Why it matters: Johnson and President-elect Trump have given mixed signals about what they wanted to do with the ACA.
- Johnson's latest comments make it clear he, at least, has no interest in another repeal attempt even after Republicans' strong showing in the election.
What they're saying: In response to a question from Axios about whether ACA repeal was being considered, Johnson said Republicans were "not even talking about that."
- "We're going to have health care reform because we need to bring down costs, include access and include quality," said Johnson.
- "Every single member of Congress should be committed to those principles. But no one's talking about repealing the ACA. We're talking about improving the existing system. So I've made that very clear."
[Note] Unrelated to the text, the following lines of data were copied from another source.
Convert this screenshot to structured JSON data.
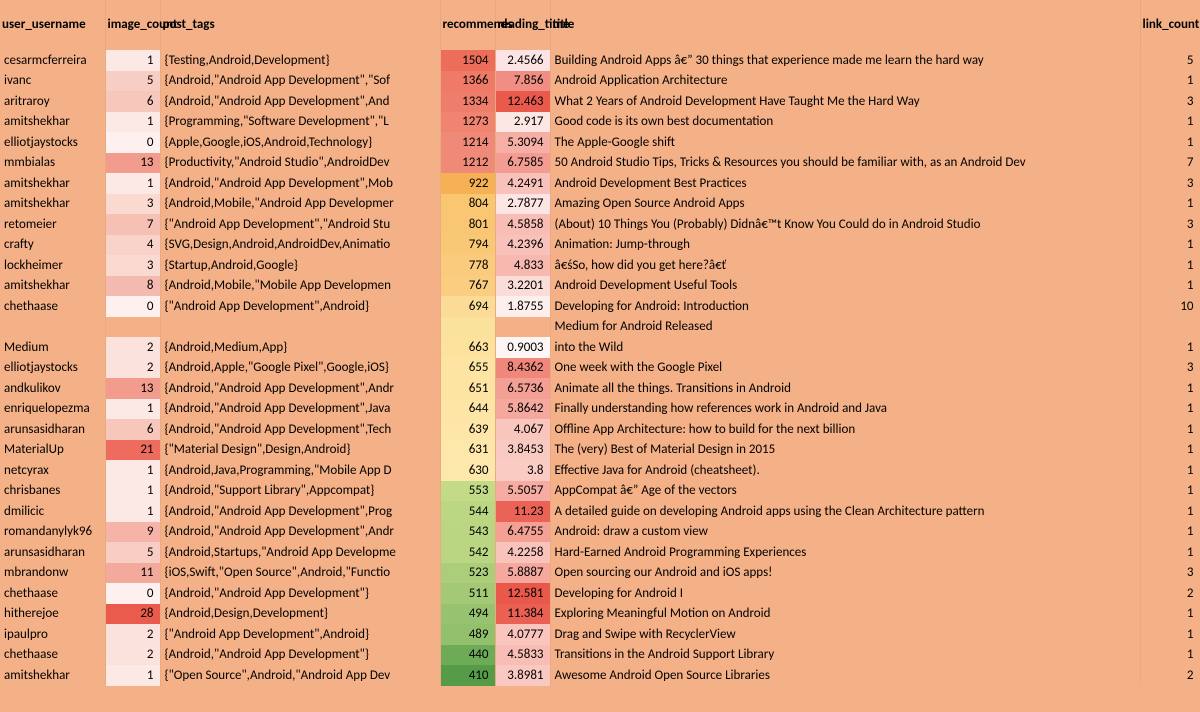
{
  "headers": {
    "username": "user_username",
    "image_count": "image_count",
    "post_tags": "post_tags",
    "recommends": "recommends",
    "reading_time": "reading_time",
    "title": "title",
    "link_count": "link_count"
  },
  "rows": [
    {
      "username": "cesarmcferreira",
      "img": 1,
      "imgBg": "#fce9e6",
      "tags": "{Testing,Android,Development}",
      "rec": 1504,
      "recBg": "#ec6d5a",
      "rt": "2.4566",
      "rtBg": "#fbe4e3",
      "title": "Building Android Apps â€” 30 things that experience made me learn the hard way",
      "link": 5
    },
    {
      "username": "ivanc",
      "img": 5,
      "imgBg": "#f8cdc3",
      "tags": "{Android,\"Android App Development\",\"Sof",
      "rec": 1366,
      "recBg": "#ee7a67",
      "rt": "7.856",
      "rtBg": "#f18e83",
      "title": "Android Application Architecture",
      "link": 1
    },
    {
      "username": "aritraroy",
      "img": 6,
      "imgBg": "#f7c7bc",
      "tags": "{Android,\"Android App Development\",And",
      "rec": 1334,
      "recBg": "#ef7d6b",
      "rt": "12.463",
      "rtBg": "#e9594c",
      "title": "What 2 Years of Android Development Have Taught Me the Hard Way",
      "link": 3
    },
    {
      "username": "amitshekhar",
      "img": 1,
      "imgBg": "#fce9e6",
      "tags": "{Programming,\"Software Development\",\"L",
      "rec": 1273,
      "recBg": "#f08471",
      "rt": "2.917",
      "rtBg": "#fde7e5",
      "title": "Good code is its own best documentation",
      "link": 1
    },
    {
      "username": "elliotjaystocks",
      "img": 0,
      "imgBg": "#fdf0ee",
      "tags": "{Apple,Google,iOS,Android,Technology}",
      "rec": 1214,
      "recBg": "#f08a78",
      "rt": "5.3094",
      "rtBg": "#f6afa5",
      "title": "The Apple-Google shift",
      "link": 1
    },
    {
      "username": "mmbialas",
      "img": 13,
      "imgBg": "#f29c8d",
      "tags": "{Productivity,\"Android Studio\",AndroidDev",
      "rec": 1212,
      "recBg": "#f08a78",
      "rt": "6.7585",
      "rtBg": "#f39c91",
      "title": "50 Android Studio Tips, Tricks & Resources you should be familiar with, as an Android Dev",
      "link": 7
    },
    {
      "username": "amitshekhar",
      "img": 1,
      "imgBg": "#fce9e6",
      "tags": "{Android,\"Android App Development\",Mob",
      "rec": 922,
      "recBg": "#f7b155",
      "rt": "4.2491",
      "rtBg": "#f8c2ba",
      "title": "Android Development Best Practices",
      "link": 3
    },
    {
      "username": "amitshekhar",
      "img": 3,
      "imgBg": "#fad9d1",
      "tags": "{Android,Mobile,\"Android App Developmer",
      "rec": 804,
      "recBg": "#f9c672",
      "rt": "2.7877",
      "rtBg": "#fce5e2",
      "title": "Amazing Open Source Android Apps",
      "link": 1
    },
    {
      "username": "retomeier",
      "img": 7,
      "imgBg": "#f6c0b4",
      "tags": "{\"Android App Development\",\"Android Stu",
      "rec": 801,
      "recBg": "#f9c774",
      "rt": "4.5858",
      "rtBg": "#f8bdb4",
      "title": "(About) 10 Things You (Probably) Didnâ€™t Know You Could do in Android Studio",
      "link": 3
    },
    {
      "username": "crafty",
      "img": 4,
      "imgBg": "#f9d3ca",
      "tags": "{SVG,Design,Android,AndroidDev,Animatio",
      "rec": 794,
      "recBg": "#f9c877",
      "rt": "4.2396",
      "rtBg": "#f8c2ba",
      "title": "Animation: Jump-through",
      "link": 1
    },
    {
      "username": "lockheimer",
      "img": 3,
      "imgBg": "#fad9d1",
      "tags": "{Startup,Android,Google}",
      "rec": 778,
      "recBg": "#facb7c",
      "rt": "4.833",
      "rtBg": "#f7b8af",
      "title": "â€śSo, how did you get here?â€ť",
      "link": 1
    },
    {
      "username": "amitshekhar",
      "img": 8,
      "imgBg": "#f5baaf",
      "tags": "{Android,Mobile,\"Mobile App Developmen",
      "rec": 767,
      "recBg": "#facd80",
      "rt": "3.2201",
      "rtBg": "#fadcd8",
      "title": "Android Development Useful Tools",
      "link": 1
    },
    {
      "username": "chethaase",
      "img": 0,
      "imgBg": "#fdf0ee",
      "tags": "{\"Android App Development\",Android}",
      "rec": 694,
      "recBg": "#fcdb97",
      "rt": "1.8755",
      "rtBg": "#fdefed",
      "title": "Developing for Android: Introduction",
      "link": 10
    },
    {
      "username": "",
      "img": "",
      "imgBg": "#f4b086",
      "tags": "",
      "rec": "",
      "recBg": "#fbe29c",
      "rt": "",
      "rtBg": "#f4b086",
      "title": "Medium for Android Released",
      "link": ""
    },
    {
      "username": "Medium",
      "img": 2,
      "imgBg": "#fbe2dc",
      "tags": "{Android,Medium,App}",
      "rec": 663,
      "recBg": "#fde29e",
      "rt": "0.9003",
      "rtBg": "#fef6f5",
      "title": "into the Wild",
      "link": 1
    },
    {
      "username": "elliotjaystocks",
      "img": 2,
      "imgBg": "#fbe2dc",
      "tags": "{Android,Apple,\"Google Pixel\",Google,iOS}",
      "rec": 655,
      "recBg": "#fde4a2",
      "rt": "8.4362",
      "rtBg": "#ef877b",
      "title": "One week with the Google Pixel",
      "link": 3
    },
    {
      "username": "andkulikov",
      "img": 13,
      "imgBg": "#f29c8d",
      "tags": "{Android,\"Android App Development\",Andr",
      "rec": 651,
      "recBg": "#fde4a3",
      "rt": "6.5736",
      "rtBg": "#f49f94",
      "title": "Animate all the things. Transitions in Android",
      "link": 1
    },
    {
      "username": "enriquelopezma",
      "img": 1,
      "imgBg": "#fce9e6",
      "tags": "{Android,\"Android App Development\",Java",
      "rec": 644,
      "recBg": "#fde5a5",
      "rt": "5.8642",
      "rtBg": "#f5a89e",
      "title": "Finally understanding how references work in Android and Java",
      "link": 1
    },
    {
      "username": "arunsasidharan",
      "img": 6,
      "imgBg": "#f7c7bc",
      "tags": "{Android,\"Android App Development\",Tech",
      "rec": 639,
      "recBg": "#fde6a7",
      "rt": "4.067",
      "rtBg": "#f9c6be",
      "title": "Offline App Architecture: how to build for the next billion",
      "link": 1
    },
    {
      "username": "MaterialUp",
      "img": 21,
      "imgBg": "#ed6c5d",
      "tags": "{\"Material Design\",Design,Android}",
      "rec": 631,
      "recBg": "#fde7aa",
      "rt": "3.8453",
      "rtBg": "#f9cac2",
      "title": "The (very) Best of Material Design in 2015",
      "link": 1
    },
    {
      "username": "netcyrax",
      "img": 1,
      "imgBg": "#fce9e6",
      "tags": "{Android,Java,Programming,\"Mobile App D",
      "rec": 630,
      "recBg": "#fde8ab",
      "rt": "3.8",
      "rtBg": "#f9cbc3",
      "title": "Effective Java for Android (cheatsheet).",
      "link": 1
    },
    {
      "username": "chrisbanes",
      "img": 1,
      "imgBg": "#fce9e6",
      "tags": "{Android,\"Support Library\",Appcompat}",
      "rec": 553,
      "recBg": "#c3da86",
      "rt": "5.5057",
      "rtBg": "#f6aca2",
      "title": "AppCompat â€” Age of the vectors",
      "link": 1
    },
    {
      "username": "dmilicic",
      "img": 1,
      "imgBg": "#fce9e6",
      "tags": "{Android,\"Android App Development\",Prog",
      "rec": 544,
      "recBg": "#bcd783",
      "rt": "11.23",
      "rtBg": "#ea6356",
      "title": "A detailed guide on developing Android apps using the Clean Architecture pattern",
      "link": 1
    },
    {
      "username": "romandanylyk96",
      "img": 9,
      "imgBg": "#f5b4a7",
      "tags": "{Android,\"Android App Development\",Andr",
      "rec": 543,
      "recBg": "#bbd682",
      "rt": "6.4755",
      "rtBg": "#f4a095",
      "title": "Android: draw a custom view",
      "link": 1
    },
    {
      "username": "arunsasidharan",
      "img": 5,
      "imgBg": "#f8cdc3",
      "tags": "{Android,Startups,\"Android App Developme",
      "rec": 542,
      "recBg": "#bad682",
      "rt": "4.2258",
      "rtBg": "#f8c3bb",
      "title": "Hard-Earned Android Programming Experiences",
      "link": 1
    },
    {
      "username": "mbrandonw",
      "img": 11,
      "imgBg": "#f3a99b",
      "tags": "{iOS,Swift,\"Open Source\",Android,\"Functio",
      "rec": 523,
      "recBg": "#acce7b",
      "rt": "5.8887",
      "rtBg": "#f5a89e",
      "title": "Open sourcing our Android and iOS apps!",
      "link": 3
    },
    {
      "username": "chethaase",
      "img": 0,
      "imgBg": "#fdf0ee",
      "tags": "{Android,\"Android App Development\"}",
      "rec": 511,
      "recBg": "#a3c976",
      "rt": "12.581",
      "rtBg": "#e9584b",
      "title": "Developing for Android I",
      "link": 2
    },
    {
      "username": "hitherejoe",
      "img": 28,
      "imgBg": "#ea5b4e",
      "tags": "{Android,Design,Development}",
      "rec": 494,
      "recBg": "#97c26f",
      "rt": "11.384",
      "rtBg": "#ea6154",
      "title": "Exploring Meaningful Motion on Android",
      "link": 1
    },
    {
      "username": "ipaulpro",
      "img": 2,
      "imgBg": "#fbe2dc",
      "tags": "{\"Android App Development\",Android}",
      "rec": 489,
      "recBg": "#93c06d",
      "rt": "4.0777",
      "rtBg": "#f9c5bd",
      "title": "Drag and Swipe with RecyclerView",
      "link": 1
    },
    {
      "username": "chethaase",
      "img": 2,
      "imgBg": "#fbe2dc",
      "tags": "{Android,\"Android App Development\"}",
      "rec": 440,
      "recBg": "#6dab57",
      "rt": "4.5833",
      "rtBg": "#f8bdb4",
      "title": "Transitions in the Android Support Library",
      "link": 1
    },
    {
      "username": "amitshekhar",
      "img": 1,
      "imgBg": "#fce9e6",
      "tags": "{\"Open Source\",Android,\"Android App Dev",
      "rec": 410,
      "recBg": "#569c48",
      "rt": "3.8981",
      "rtBg": "#f9c9c1",
      "title": "Awesome Android Open Source Libraries",
      "link": 2
    }
  ]
}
Flashback: At a campaign event in October, Johnson said in response to a question about the ACA: "No Obamacare. The ACA is so deeply ingrained, we need massive reform to make this work, and we got a lot of ideas on how to do that."
- He later said he hadn't promised to end the ACA, and stressed the "deeply ingrained" part.
- Trump has also said that he has "concepts of a plan" to replace the ACA, but then also walked back talk of repeal as well.
The bottom line: While Johnson took ACA repeal off the table, he still said unspecified health care reforms could be an option.